Lifts against thee and theirs her mournful cry

The noble Dame who calls thee here to break

Away the evil weeds which will not flower.

A thousand years and more! and gallant men

There fixed her seat in beauty and in power;

The breed of patriot hearts has failed since then!

And in their stead, upstart and haughty now,

A race which ne’er to her in reverence bends,

Her husband, father thou!

Like care from thee and counsel she attends,

As o’er his other works the Sire of all extends.

’Tis seldom e’en that with our fairest schemes

Some adverse fortune will not mix, and mar

With instant ill, ambition’s noblest dreams;

But thou, once ta’en thy path, so walk that I

May pardon her past faults, great as they are,

If now at least she give herself the lie.

For never in all memory as to thee,

To mortal man so sure and straight the way

Of everlasting honor open lay,

For thine the power and will, if right I see,

To lift our empire to its old proud state.

Let this thy glory be!

They succored her when young and strong and great;

He, in her weak old age, warded the stroke of Fate.

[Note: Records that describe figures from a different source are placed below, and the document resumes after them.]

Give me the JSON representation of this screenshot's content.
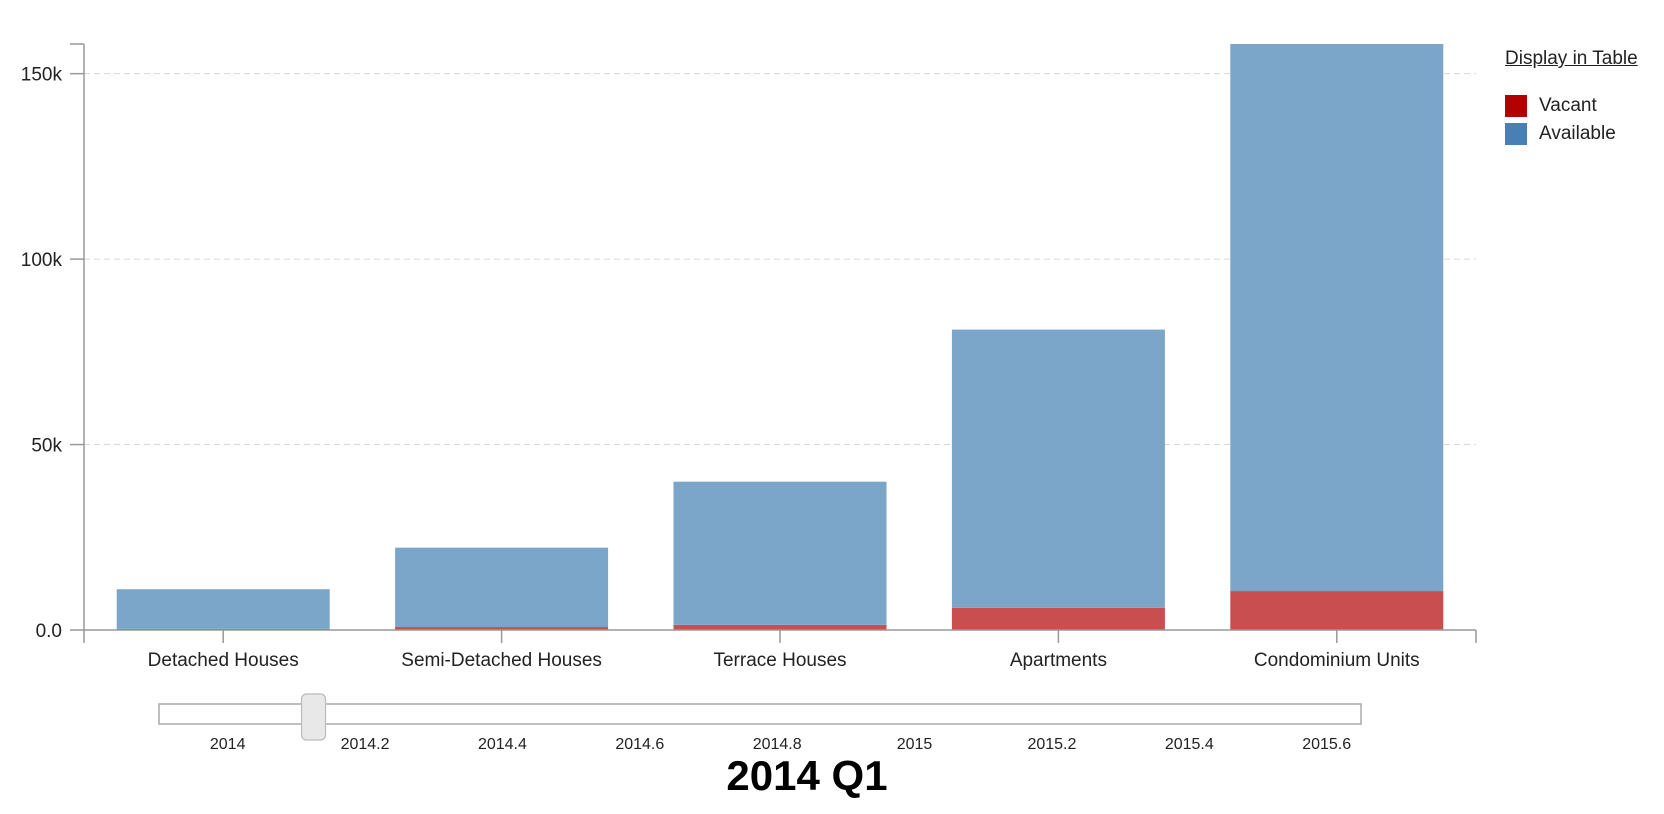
{
  "chart_data": {
    "type": "bar",
    "stacked": true,
    "categories": [
      "Detached Houses",
      "Semi-Detached Houses",
      "Terrace Houses",
      "Apartments",
      "Condominium Units"
    ],
    "series": [
      {
        "name": "Vacant",
        "color": "#c94e50",
        "values": [
          300,
          800,
          1400,
          6000,
          10500
        ]
      },
      {
        "name": "Available",
        "color": "#7ba6c9",
        "values": [
          10700,
          21400,
          38600,
          75000,
          147500
        ]
      }
    ],
    "yticks": [
      "0.0",
      "50k",
      "100k",
      "150k"
    ],
    "ytick_values": [
      0,
      50000,
      100000,
      150000
    ],
    "ylim": [
      0,
      158000
    ],
    "grid": true,
    "legend_position": "top-right"
  },
  "legend": {
    "display_table_link": "Display in Table",
    "items": [
      {
        "label": "Vacant",
        "color": "#b30000"
      },
      {
        "label": "Available",
        "color": "#4a7fb5"
      }
    ]
  },
  "slider": {
    "min": 2013.9,
    "max": 2015.65,
    "value": 2014.125,
    "ticks": [
      "2014",
      "2014.2",
      "2014.4",
      "2014.6",
      "2014.8",
      "2015",
      "2015.2",
      "2015.4",
      "2015.6"
    ],
    "tick_values": [
      2014,
      2014.2,
      2014.4,
      2014.6,
      2014.8,
      2015,
      2015.2,
      2015.4,
      2015.6
    ]
  },
  "period_label": "2014 Q1"
}
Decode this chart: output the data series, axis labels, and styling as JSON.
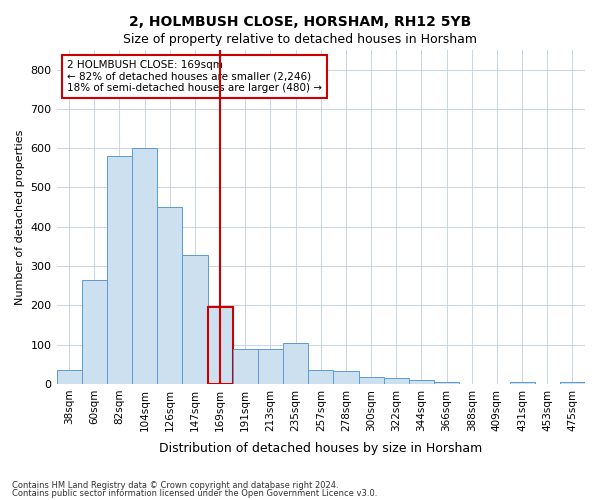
{
  "title1": "2, HOLMBUSH CLOSE, HORSHAM, RH12 5YB",
  "title2": "Size of property relative to detached houses in Horsham",
  "xlabel": "Distribution of detached houses by size in Horsham",
  "ylabel": "Number of detached properties",
  "footnote1": "Contains HM Land Registry data © Crown copyright and database right 2024.",
  "footnote2": "Contains public sector information licensed under the Open Government Licence v3.0.",
  "annotation_line1": "2 HOLMBUSH CLOSE: 169sqm",
  "annotation_line2": "← 82% of detached houses are smaller (2,246)",
  "annotation_line3": "18% of semi-detached houses are larger (480) →",
  "bar_color": "#cce0f0",
  "bar_edge_color": "#5b9bd5",
  "highlight_bar_color": "#cce0f0",
  "highlight_bar_edge_color": "#cc0000",
  "vline_color": "#cc0000",
  "categories": [
    "38sqm",
    "60sqm",
    "82sqm",
    "104sqm",
    "126sqm",
    "147sqm",
    "169sqm",
    "191sqm",
    "213sqm",
    "235sqm",
    "257sqm",
    "278sqm",
    "300sqm",
    "322sqm",
    "344sqm",
    "366sqm",
    "388sqm",
    "409sqm",
    "431sqm",
    "453sqm",
    "475sqm"
  ],
  "values": [
    35,
    265,
    580,
    600,
    450,
    328,
    195,
    90,
    90,
    103,
    35,
    32,
    18,
    15,
    10,
    5,
    0,
    0,
    5,
    0,
    5
  ],
  "highlight_index": 6,
  "ylim": [
    0,
    850
  ],
  "yticks": [
    0,
    100,
    200,
    300,
    400,
    500,
    600,
    700,
    800
  ],
  "background_color": "#ffffff",
  "grid_color": "#c8d4e8"
}
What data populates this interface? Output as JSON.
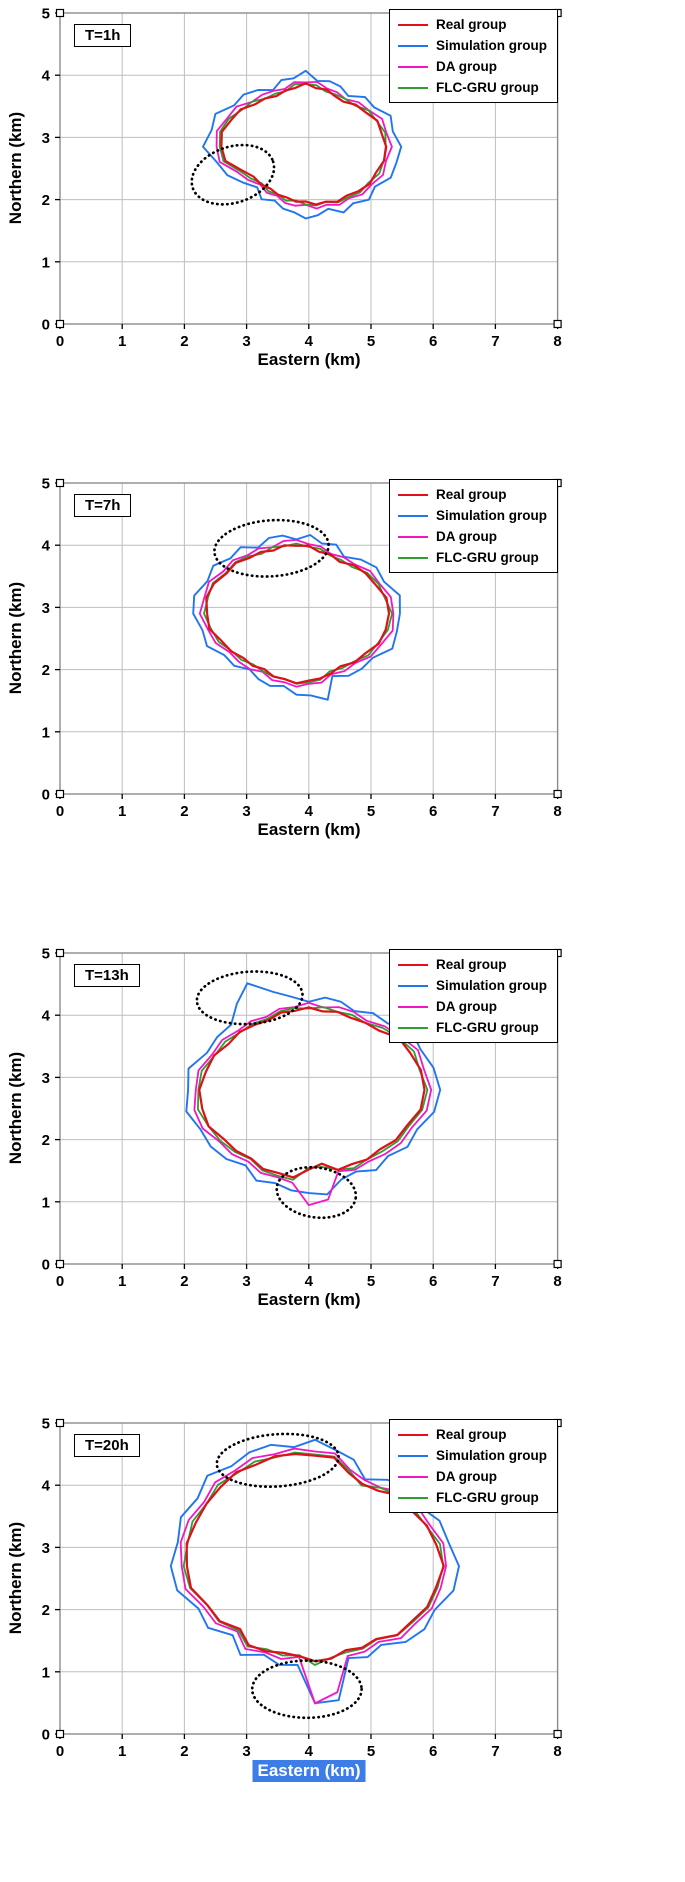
{
  "figure": {
    "background": "#ffffff",
    "selection_color": "#3d7de8"
  },
  "axis": {
    "xlabel": "Eastern (km)",
    "ylabel": "Northern (km)",
    "xlim": [
      0,
      8
    ],
    "ylim": [
      0,
      5
    ],
    "xticks": [
      0,
      1,
      2,
      3,
      4,
      5,
      6,
      7,
      8
    ],
    "yticks": [
      0,
      1,
      2,
      3,
      4,
      5
    ],
    "grid": true,
    "grid_color": "#bdbdc4",
    "frame_color": "#8b8b92",
    "tick_label_color": "#000000"
  },
  "series_style": {
    "Real group": {
      "color": "#e0101a",
      "width": 2.2,
      "jitter": [
        0.015,
        -0.02,
        0.025,
        -0.01,
        0.02,
        -0.025,
        0.01,
        0.03,
        -0.015,
        0.02,
        -0.02,
        0.01,
        -0.01
      ]
    },
    "Simulation group": {
      "color": "#2176f0",
      "width": 1.9,
      "jitter": [
        0.05,
        -0.04,
        0.06,
        -0.03,
        0.05,
        -0.06,
        0.04,
        0.02,
        -0.05,
        0.06,
        -0.02,
        0.04,
        -0.05,
        0.03
      ]
    },
    "DA group": {
      "color": "#f316c5",
      "width": 1.8,
      "jitter": [
        0.03,
        -0.02,
        0.035,
        -0.015,
        0.02,
        -0.03,
        0.025,
        -0.01,
        0.03,
        -0.025,
        0.015,
        -0.02,
        0.03
      ]
    },
    "FLC-GRU group": {
      "color": "#2f9e30",
      "width": 1.8,
      "jitter": [
        -0.02,
        0.015,
        -0.01,
        0.025,
        -0.02,
        0.01,
        0.02,
        -0.025,
        0.015,
        -0.01,
        0.02
      ]
    }
  },
  "chart_data": [
    {
      "type": "contour",
      "time_label": "T=1h",
      "xlabel": "Eastern (km)",
      "ylabel": "Northern (km)",
      "units": "km",
      "center": [
        3.95,
        2.85
      ],
      "angle_step_deg": 10,
      "base_radii_km": [
        1.28,
        1.26,
        1.2,
        1.12,
        1.03,
        0.97,
        0.93,
        0.95,
        0.97,
        1.0,
        0.98,
        0.95,
        0.95,
        1.0,
        1.08,
        1.18,
        1.28,
        1.35,
        1.38,
        1.3,
        1.12,
        0.98,
        0.92,
        0.9,
        0.88,
        0.88,
        0.88,
        0.9,
        0.92,
        0.95,
        1.0,
        1.05,
        1.1,
        1.16,
        1.22,
        1.26
      ],
      "series": [
        {
          "name": "Real group",
          "color": "#e0101a",
          "scale": 1.0,
          "adjust": {
            "20": -0.05
          }
        },
        {
          "name": "Simulation group",
          "color": "#2176f0",
          "scale": 1.16,
          "adjust": {
            "26": 0.1,
            "27": 0.08
          }
        },
        {
          "name": "DA group",
          "color": "#f316c5",
          "scale": 1.06,
          "adjust": {}
        },
        {
          "name": "FLC-GRU group",
          "color": "#2f9e30",
          "scale": 1.02,
          "adjust": {}
        }
      ],
      "highlight_ellipses": [
        {
          "cx": 2.78,
          "cy": 2.4,
          "rx": 0.68,
          "ry": 0.45,
          "tilt_deg": -18
        }
      ],
      "legend_entries": [
        "Real group",
        "Simulation group",
        "DA group",
        "FLC-GRU group"
      ]
    },
    {
      "type": "contour",
      "time_label": "T=7h",
      "xlabel": "Eastern (km)",
      "ylabel": "Northern (km)",
      "units": "km",
      "center": [
        3.8,
        2.9
      ],
      "angle_step_deg": 10,
      "base_radii_km": [
        1.5,
        1.45,
        1.38,
        1.28,
        1.18,
        1.1,
        1.08,
        1.08,
        1.1,
        1.1,
        1.1,
        1.1,
        1.12,
        1.18,
        1.25,
        1.32,
        1.4,
        1.44,
        1.45,
        1.4,
        1.3,
        1.2,
        1.12,
        1.08,
        1.05,
        1.05,
        1.08,
        1.1,
        1.12,
        1.1,
        1.08,
        1.12,
        1.2,
        1.3,
        1.4,
        1.47
      ],
      "series": [
        {
          "name": "Real group",
          "color": "#e0101a",
          "scale": 1.0,
          "adjust": {}
        },
        {
          "name": "Simulation group",
          "color": "#2176f0",
          "scale": 1.13,
          "adjust": {
            "28": 0.1,
            "29": 0.18
          }
        },
        {
          "name": "DA group",
          "color": "#f316c5",
          "scale": 1.05,
          "adjust": {}
        },
        {
          "name": "FLC-GRU group",
          "color": "#2f9e30",
          "scale": 1.01,
          "adjust": {}
        }
      ],
      "highlight_ellipses": [
        {
          "cx": 3.4,
          "cy": 3.95,
          "rx": 0.92,
          "ry": 0.45,
          "tilt_deg": -4
        }
      ],
      "legend_entries": [
        "Real group",
        "Simulation group",
        "DA group",
        "FLC-GRU group"
      ]
    },
    {
      "type": "contour",
      "time_label": "T=13h",
      "xlabel": "Eastern (km)",
      "ylabel": "Northern (km)",
      "units": "km",
      "center": [
        4.0,
        2.8
      ],
      "angle_step_deg": 10,
      "base_radii_km": [
        1.85,
        1.8,
        1.75,
        1.65,
        1.5,
        1.4,
        1.35,
        1.32,
        1.3,
        1.3,
        1.3,
        1.3,
        1.32,
        1.35,
        1.42,
        1.5,
        1.6,
        1.7,
        1.75,
        1.75,
        1.7,
        1.6,
        1.5,
        1.45,
        1.45,
        1.45,
        1.42,
        1.25,
        1.22,
        1.35,
        1.4,
        1.45,
        1.5,
        1.6,
        1.7,
        1.8
      ],
      "series": [
        {
          "name": "Real group",
          "color": "#e0101a",
          "scale": 1.0,
          "adjust": {}
        },
        {
          "name": "Simulation group",
          "color": "#2176f0",
          "scale": 1.12,
          "adjust": {
            "11": 0.25,
            "12": 0.45,
            "13": 0.35,
            "27": 0.32,
            "28": 0.3
          }
        },
        {
          "name": "DA group",
          "color": "#f316c5",
          "scale": 1.05,
          "adjust": {
            "27": 0.55,
            "28": 0.48
          }
        },
        {
          "name": "FLC-GRU group",
          "color": "#2f9e30",
          "scale": 1.02,
          "adjust": {}
        }
      ],
      "highlight_ellipses": [
        {
          "cx": 3.05,
          "cy": 4.28,
          "rx": 0.85,
          "ry": 0.42,
          "tilt_deg": -4
        },
        {
          "cx": 4.12,
          "cy": 1.15,
          "rx": 0.64,
          "ry": 0.4,
          "tilt_deg": 8
        }
      ],
      "legend_entries": [
        "Real group",
        "Simulation group",
        "DA group",
        "FLC-GRU group"
      ]
    },
    {
      "type": "contour",
      "time_label": "T=20h",
      "xlabel": "Eastern (km)",
      "ylabel": "Northern (km)",
      "xlabel_selected": true,
      "units": "km",
      "center": [
        4.1,
        2.7
      ],
      "angle_step_deg": 10,
      "base_radii_km": [
        2.05,
        2.0,
        1.9,
        1.8,
        1.75,
        1.6,
        1.5,
        1.6,
        1.75,
        1.8,
        1.82,
        1.85,
        1.9,
        1.95,
        2.0,
        2.0,
        2.05,
        2.08,
        2.08,
        2.0,
        1.85,
        1.75,
        1.6,
        1.65,
        1.55,
        1.5,
        1.45,
        1.55,
        1.5,
        1.45,
        1.5,
        1.55,
        1.7,
        1.8,
        1.9,
        2.0
      ],
      "series": [
        {
          "name": "Real group",
          "color": "#e0101a",
          "scale": 1.0,
          "adjust": {}
        },
        {
          "name": "Simulation group",
          "color": "#2176f0",
          "scale": 1.1,
          "adjust": {
            "27": 0.55,
            "28": 0.48
          }
        },
        {
          "name": "DA group",
          "color": "#f316c5",
          "scale": 1.04,
          "adjust": {
            "27": 0.58,
            "28": 0.52
          }
        },
        {
          "name": "FLC-GRU group",
          "color": "#2f9e30",
          "scale": 1.01,
          "adjust": {}
        }
      ],
      "highlight_ellipses": [
        {
          "cx": 3.5,
          "cy": 4.4,
          "rx": 0.98,
          "ry": 0.42,
          "tilt_deg": -4
        },
        {
          "cx": 3.97,
          "cy": 0.72,
          "rx": 0.88,
          "ry": 0.46,
          "tilt_deg": 0
        }
      ],
      "legend_entries": [
        "Real group",
        "Simulation group",
        "DA group",
        "FLC-GRU group"
      ]
    }
  ]
}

Forth on thy way! my song, and where the bold

Tarpeian lifts his brow, shouldst thou behold,

Of others’ weal more thoughtful than his own,

The chief, by general Italy revered,

Tell him from me, to whom he is but known

As one to virtue and by fame endeared,

Till stamped upon his heart the sad truth be,

That day by day to thee,

With suppliant attitude and streaming eyes,

For justice and relief our seven-hilled city cries.